Tam “Bu evi seviyorum ben.” diyecekken bir şey engel oluyor sana. Şaşkınlık içinde onun bu ev ile kendini eş tuttuğunu fark ediyorsun.
Derin bir nefes alıyorsun… Aslında benim şikâyetim ev ile değil seninle ilgili. Yıllarca bunu anlatmaya çalıştım demek istiyorsun ama… “İyi geceler.”
*
Neredeydin?
“Sus.” diyorsun o daha konuşmadan.
“Bu bir soru cümlesi değil artık. Cevap verme. Lütfen biraz sus. Hiçbir zaman soruma yanıt alamadığım gibi kendimi kötü, eksik, öteki, yalnız, yanlış hissetmem için gerekli her şeyi söyledin zaten. Sus artık.
Güven, sevgi, paylaşım… İstedim, evet huzurlu bir hayat istedim ama onlar çok uzakta kaldı. Çocukluğumda.
Kendimi bildim bileli evdeki gerginlik bitmedi. Ne ilgi gördüm senden ne takdir ne başka bir şey. Küçüktüm, zamanla olur sandım. Gözlerinin içine baktım yıllarca. Sadece “Başardım!” diyebilmek için. Komşu teyzeler, amcalar alkışladı. Kendi çocuklarına örnek gösterdiler beni. Sen… Hiç.
Yo, hiç araya girmeye çalışma artık. Konuşma işte. Kuracağın cümlenin her kelimesini tahmin ediyorum zaten.

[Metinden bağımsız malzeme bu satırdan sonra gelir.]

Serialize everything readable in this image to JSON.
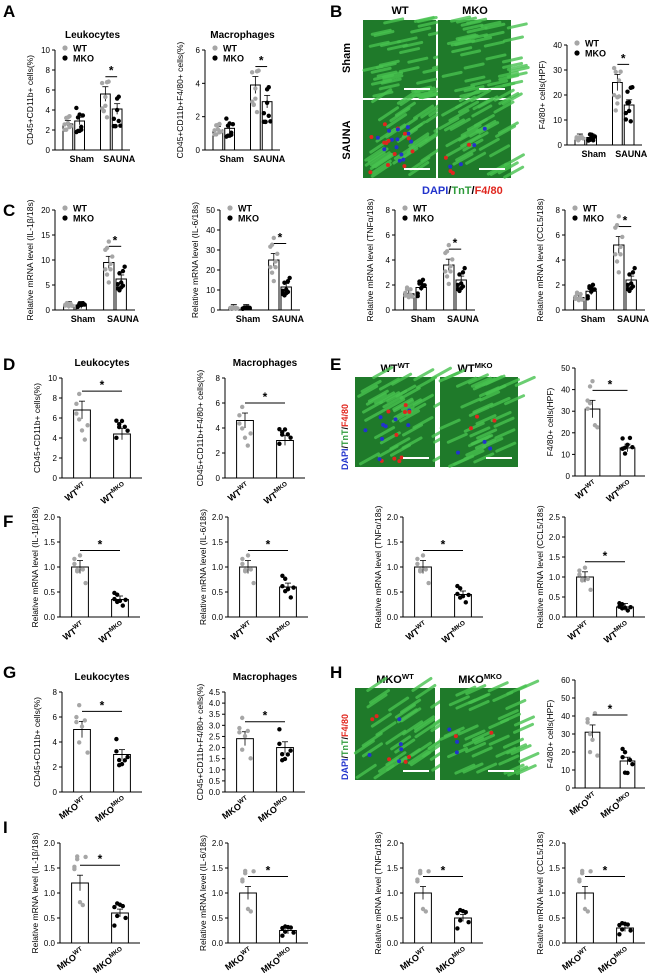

Sus… Sevgi, bağlılık sözle olmuyor. Sen kendinden başkasını sevebilir misin gerçekten? Yoksa biz mi yetemedik sana?
Bizim evimiz, ciğerimiz yandı sen biliyor musun? Umurunda oldu mu kül olan anılar, bahçedeki ağaçlar, can çekişen hayvanlar, insanlar…
Sanki artık bu evde oturmuyormuş gibi bir tavrın var da o yüzden emin olamıyorum. Farkında mısın acaba olanların?
Biz bahçedeki yangına yanarken, yağmur bastırdı salona. Sel… Felaket getirdi. Her şeyi aldı götürdü. Sen…
Neredeydin?
Tüm bunlar olurken sen neredeydin? Geçmişi anlatma bana. Zararlı çıkarsın.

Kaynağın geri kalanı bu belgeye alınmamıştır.